Although the music industry is continuously bemoaning the fact that it is in crisis (i.e. the mega corporation record companies can no longer exploit musicians for profits the way they used to), there is no shortage of new music being released by independent musicians and labels. In the space of a week I went to four EP/ LP launch gigs, including our friends at Roadkill Records releasing the Muertos album Suck It Up. Apart from online streaming, there are plenty of physical releases (vinyl records, CDs, cassettes) but distribution is often the problem (Bandcamp is your friend).
This is where the launch party/ gig comes into its own, by giving a live performance of some of the tracks, and making the release in question available to buy on the evening, along with t-shirts and any other merch.
The launch party for Lara Smiles’ debut album was a spectacular affair at Sebright Arms in Hackney 30/08/18, more for its lineup than anything else. Opening the evening, a little behind schedule, was Elizabete Balcus, a musician and performance artist from Latvia.
From the outset it became clear that the wait was worth it. In these days of carbon-copy electro-pop and three-chord garage punk, originality is a rare commodity, but between her performance and her musicianship Elizabete’s set was quite unique. Soaring vocals over electrobeat loops enhanced by adept live flute playing and a fruit-based synthesiser of which the main components were hurled into the mesmerised audience at the end of the set. Obvious comparisons could be drawn with Bjork, but Elizabete is one of a kind.
And speaking of one-off originals, the imposing dreadlocked figure of Mobius Trip MOB striding through the audience with a megaphone marked the arrival the evening’s second act. Again, loops featured heavily, but with a live drummer and Mobius slinging and strumming his fuzzed-out bass guitar. Where Elizabete was ethereal, Mobius was far more grounded in hazy urban realities with vocals delivered in a rich timbre that occasionally morphed into grunts and growls. These two performances weren’t so much chalk and cheese as yin and yang.
Long-time favourites The Purple Lights brought a change of pace. Another guitar and drums duo, they eschew the usual punk/ garage favoured by most for an original sound that embraces psychedelic rock and reggae with a dash of metal thrown in for good measure, and lyrics with social conscience. What can be better than something thought-provoking you can dance to?
The main event for the evening was the launch of Lara Smiles’ album All For You. I’d had a preview the previous week when Lara played a solo set to open the We Can Do It Summer Weekender, one of the last live music gigs at Lock Tavern in Camden, before it becomes yet another gastro pub.

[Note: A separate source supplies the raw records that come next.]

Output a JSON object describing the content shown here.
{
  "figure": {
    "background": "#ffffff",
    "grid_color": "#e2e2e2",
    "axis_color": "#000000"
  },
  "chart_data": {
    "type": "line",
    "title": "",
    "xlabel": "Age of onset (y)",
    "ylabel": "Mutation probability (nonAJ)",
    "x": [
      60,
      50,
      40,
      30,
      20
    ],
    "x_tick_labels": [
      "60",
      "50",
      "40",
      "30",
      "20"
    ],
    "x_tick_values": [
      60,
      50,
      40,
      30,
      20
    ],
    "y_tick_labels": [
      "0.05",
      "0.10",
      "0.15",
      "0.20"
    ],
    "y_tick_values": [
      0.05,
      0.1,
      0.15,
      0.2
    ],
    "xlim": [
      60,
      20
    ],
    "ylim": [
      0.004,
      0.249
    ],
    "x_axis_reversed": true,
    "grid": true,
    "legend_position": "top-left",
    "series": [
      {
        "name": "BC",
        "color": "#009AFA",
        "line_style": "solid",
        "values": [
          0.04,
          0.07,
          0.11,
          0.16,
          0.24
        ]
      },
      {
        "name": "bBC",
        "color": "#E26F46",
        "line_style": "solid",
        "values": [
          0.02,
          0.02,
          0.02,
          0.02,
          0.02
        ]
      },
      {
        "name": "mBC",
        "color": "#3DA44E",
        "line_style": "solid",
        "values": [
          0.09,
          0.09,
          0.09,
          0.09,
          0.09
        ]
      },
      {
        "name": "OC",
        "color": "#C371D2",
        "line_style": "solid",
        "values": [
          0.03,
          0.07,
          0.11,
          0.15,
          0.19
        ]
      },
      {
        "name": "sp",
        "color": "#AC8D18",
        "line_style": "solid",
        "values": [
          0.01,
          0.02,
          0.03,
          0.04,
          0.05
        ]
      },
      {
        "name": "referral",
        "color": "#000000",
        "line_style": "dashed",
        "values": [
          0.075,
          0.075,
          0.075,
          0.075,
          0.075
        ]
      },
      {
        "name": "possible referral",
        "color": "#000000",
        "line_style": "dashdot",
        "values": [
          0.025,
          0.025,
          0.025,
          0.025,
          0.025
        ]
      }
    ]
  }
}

Although the solo set showed off her guitar and vocal skills, the addition of bass and drums (with Sara from The Pearl Harts on the sticks) really filled out the sound to what it was conceived as.
There is very much a psychedelic rock edge to the music, with just enough pop sensibilities to prevent it from getting too shoegazey. And Lara’s voice has both power and sweetness, which, combined with her guitar chops and great stage presence makes for a heady mixture. The album is a fantastic collection of songs with excellent production, but the rawness and immediacy of the live performance is how music should be heard (in my opinion anyway). Of course, if you go to a gig you can get both by buying the album to listen to at any other time, while directly supporting the musician. Everyone’s a winner.
All For You by Lara Smiles is released on Wonky Pop Records on 21/09/18.